« Un million de pieds noirs parmi nous », écrit Maurice Denuzière dans Le monde des 22, 23 et 24 juillet 1964. Chiffre qualifié de mythique selon Pierre Daum, qui souligne dans son livre intitulé : Ni valise Ni cercueil, édité en 2012 chez Actes Sud, une erreur de recensement entretenue même dans certains manuels scolaires qui omet d’ailleurs de parler des 200 000 Européens d’Algérie qui ont refusé de suivre le grand exode tragique de 1962.
Pierre Daum remet les chiffres à l’heure de son temps, une mise au point nécessaire sur le nombre des départs de natifs et de non natifs d’Algérie. Placés devant une réalité politique, sociale et économique nouvelle, il s’interroge sur la raison de l’exode des pieds noirs vers la France métropolitaine. Pourquoi sont-ils partis alors que les Accords d’Evian leur proposaient de rester ? Reprenant la question de Benjamin Stora, qui du reste a réalisé la préface de son ouvrage, Pierre Daum tente de comprendre cette peur collective organisée par les membres de l’OAS.
Une peur originelle, précise-t-il, ancestrale, tapie dans l’ombre de la nuit coloniale, présence intime et obsédante d’une permanente culpabilité, ainsi que son corollaire de rumeurs les ont complètement désorientés.
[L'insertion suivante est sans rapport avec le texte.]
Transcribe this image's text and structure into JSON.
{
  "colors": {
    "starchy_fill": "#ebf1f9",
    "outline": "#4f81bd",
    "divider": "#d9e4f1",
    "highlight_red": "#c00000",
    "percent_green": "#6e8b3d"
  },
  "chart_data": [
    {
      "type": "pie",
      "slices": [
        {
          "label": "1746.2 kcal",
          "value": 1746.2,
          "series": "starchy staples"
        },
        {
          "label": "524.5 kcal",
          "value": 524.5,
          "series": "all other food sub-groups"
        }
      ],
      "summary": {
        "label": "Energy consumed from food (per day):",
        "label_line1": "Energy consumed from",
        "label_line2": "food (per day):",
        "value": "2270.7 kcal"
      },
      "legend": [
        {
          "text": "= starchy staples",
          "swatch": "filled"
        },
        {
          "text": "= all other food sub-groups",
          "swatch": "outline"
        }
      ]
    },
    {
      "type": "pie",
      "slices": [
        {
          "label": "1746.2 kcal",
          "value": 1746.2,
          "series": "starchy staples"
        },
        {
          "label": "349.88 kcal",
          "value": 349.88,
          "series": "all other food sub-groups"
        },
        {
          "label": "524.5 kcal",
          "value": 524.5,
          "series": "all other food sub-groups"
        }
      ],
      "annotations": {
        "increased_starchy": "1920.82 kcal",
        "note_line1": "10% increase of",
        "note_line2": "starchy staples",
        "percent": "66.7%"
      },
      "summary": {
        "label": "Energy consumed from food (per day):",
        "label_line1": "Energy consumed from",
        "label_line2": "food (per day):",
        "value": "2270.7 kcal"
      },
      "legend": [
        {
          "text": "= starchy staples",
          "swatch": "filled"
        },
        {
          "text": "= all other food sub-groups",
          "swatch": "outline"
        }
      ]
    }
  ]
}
C’est bien dans une atmosphère anxiogène confortée par l’autorité militaire, qui distribuait des photographies de morts commis par le FLN, que cette fuite s’est répandue.
Pourtant, le bilan des morts est profondément inégal ; du côté algérien il y a 230 000 morts selon les chiffres officiels, 1500 000 martyrs selon l’Etat algérien, et 5 000 morts du côté des pieds noirs. Qu’est-ce qui justifie cette débâcle ?
En dehors de cette peur archaïque bien enracinée dans les mentalités, Pierre Daum émet l’hypothèse de trois autres motivations : la peur des représailles fondée sur les violences inouïes de l’OAS, la politique socialiste qui ne leur offrait plus de perspectives économiques, et le racisme, un sentiment de supériorité qui, en restant, aurait été ébranlé.
L’auteur nous propose de revisiter cette période à travers quinze témoignages d’Européens algériens restés en Algérie après 1962, témoignages calfeutrés par le discours des rapatriés. Il apporte ainsi des faits pour contredire cette formule devenue célèbre : « la valise ou le cercueil ».
Ni valise ni cercueil, Les pieds-noirs restés en Algérie après l’indépendance, Préface de Benjamin Stora, Editions Actes Sud, 2012.